Где-то прочёл: „Студенчество — пушечное мясо революции”. Это написано было в виде брани, а Саше понравилось: тут есть меткость. Да уж лучше так, чем пушечным мясом вашей войны, как попал в Четырнадцатом. Что он верно понимал (большевики понимают): что солдаты воевать не хотят, но особенно чтоб им объяснили, что именно через это достигнется царство правды на земле. Хотя не так непосредственно и прямо, но в социальных чертах это было верно, — и Саша подтверждал им с трибун, и ему сильно хлопали. Саша теперь посвободнел в ремесле произносить публичные речи, да и наслушался главных большевиков и самого Ленина, некоторые фразы стояли в ушах готовые, и даже чем грубей фраза, хоть и противно повторять, а сильнее действует. Да не столько важно, поймут не поймут, а всё зависит от уверенности, с какой будешь кричать. Подружась с прапорщиками 180 полка — Коцюбинским, Тер-Арутюнянцем, Саша вместе с ними водил их полк на Мариинскую площадь 20 апреля и успешно держал там речь, как бы ещё раз брал Мариинский дворец.
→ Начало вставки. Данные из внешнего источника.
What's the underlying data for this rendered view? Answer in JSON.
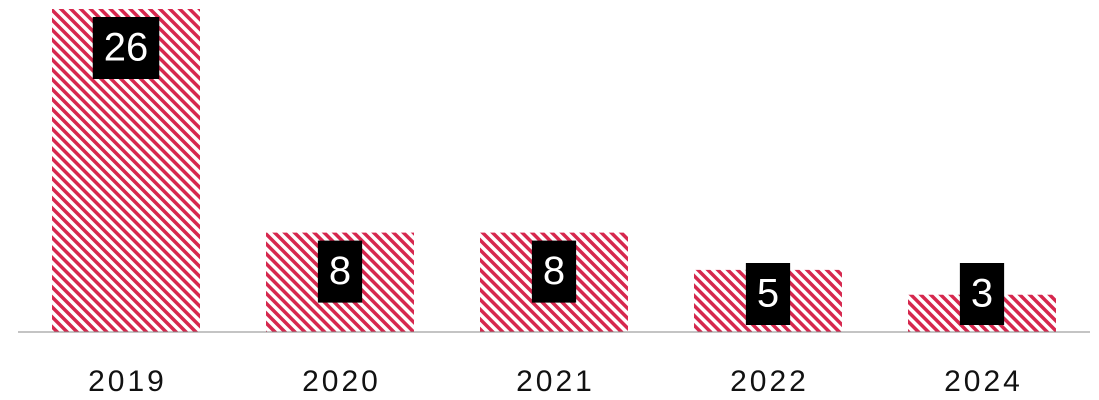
{
  "chart_data": {
    "type": "bar",
    "categories": [
      "2019",
      "2020",
      "2021",
      "2022",
      "2024"
    ],
    "values": [
      26,
      8,
      8,
      5,
      3
    ],
    "color": "#d6284e"
  }
}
А в большевицком штабе Саша ставил-снимал посты, патрули, и особенно в кризисный день 21-го, и в ночь, и не допускал противника с Троицкой площади. Всё удалось хорошо. А на этой неделе помогал устроить всероссийскую конференцию на 150 человек — и размещение, и охрану. Сперва — в здании женского медицинского института на Петербургской стороне. Но тут же их профессора возмутились, — потому что сразу после апрельской суматохи, — и потребовали, чтобы большевики ушли. Пришлось перебираться далеко, на курсы Лохвицкой-Скалон, а секции занимались — кто у Кшесинской, кто в цирке „Модерн”. Саше везде пришлось побывать — и везде он мог присутствовать, и слушал, смотрел с пристальным интересом.
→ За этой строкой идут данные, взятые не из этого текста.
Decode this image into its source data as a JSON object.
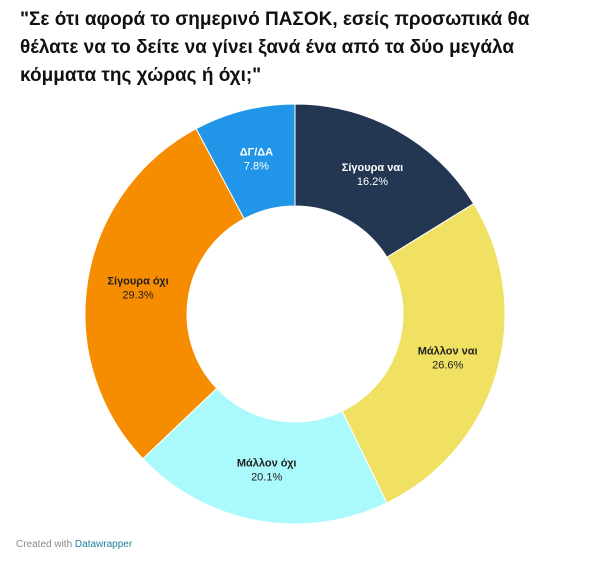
{
  "chart_data": {
    "type": "donut",
    "title": "\"Σε ότι αφορά το σημερινό ΠΑΣΟΚ, εσείς προσωπικά θα θέλατε να το δείτε να γίνει ξανά ένα από τα δύο μεγάλα κόμματα της χώρας ή όχι;\"",
    "categories": [
      "Σίγουρα ναι",
      "Μάλλον ναι",
      "Μάλλον όχι",
      "Σίγουρα όχι",
      "ΔΓ/ΔΑ"
    ],
    "values": [
      16.2,
      26.6,
      20.1,
      29.3,
      7.8
    ],
    "value_labels": [
      "16.2%",
      "26.6%",
      "20.1%",
      "29.3%",
      "7.8%"
    ],
    "colors": [
      "#243752",
      "#f0e163",
      "#aaf9fc",
      "#f68c00",
      "#2196e8"
    ]
  },
  "footer": {
    "prefix": "Created with",
    "link": "Datawrapper"
  }
}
Сколько большевиков сейчас в России — никто точно не знал, а представители каждой области нагоняли за своей спиной цифры, чтобы выглядеть основательней,— и всё вместе нагонялось чуть не до 80 тысяч, хотя и сами, кажется, сомневались, есть ли реальных 20. Впрочем, везде записывали теперь в партию каждого приходящего, как раньше строго было запрещено ленинским параграфом устава. Но что было несомненно — что вся верхушка партии собралась теперь вот здесь, и Ленартович мог видеть их всех вместе, а некоторых и близко отдельно. И это важно было ему, в какую компанию он теперь входил: нет ли? нет ли ошибки? Кроме уже известных ему Каменева, Шляпникова, Коллонтай, Сталина — эти новые тоже были разные, и трудно соединялись в единую волю, как этого явно хотел Ленин. Гололицый Бубнов с простыми грубыми чертами лица — в глазах накоплял взрыв фанатизма, и это иногда прорывалось у него в речи, страшновато. Курчавый мягкий Рыков походил на купчика с некоторым образованием, а впрочем готового и кутнуть. Скрытный вкрадчивый Свердлов с Урала, почти бессменный председатель конференции, глаза за пенсне как стена, никогда не с улыбкой, был кажется только неутомимый деляга, чтобы шли голосования, писались протоколы, аккуратно складывались бумаги, — и не выражал взлёта обсуждать вопросы на их высоте, да даже как будто и ничего живого в себе не носил. Кудлатый, широколицый, ещё и ожиревший, хотя молодой, Зиновьев, без следа ума в лице и взгляде, держался очень громко в речах, спорах, но никогда не в противоречие Ленину. Зиновьев — расплывшаяся горизонталь, — и рядом с ним отметен был высокий худой немногословный Дзержинский, вертикаль, но присогнутая от болезни, видно крушившей его. Он мало выступал, а нельзя было не остановиться снова и снова на его лице. Длинные выразительные губы его были прикрыты смыком усов и бородки, но при длинном же горбистом тонком носе миндалевидные глаза под подброшенными бровями выражали углублённое уверенное внутреннее знание, которым он и поделиться ни с кем не спешил. Ещё — молчаливый, закрытый Бриллиант-Сокольников (он, кажется, взял в свои руки „Правду”). И — открытый, самостоятельный, решительный Ногин, с ухватками настоящего рабочего вождя.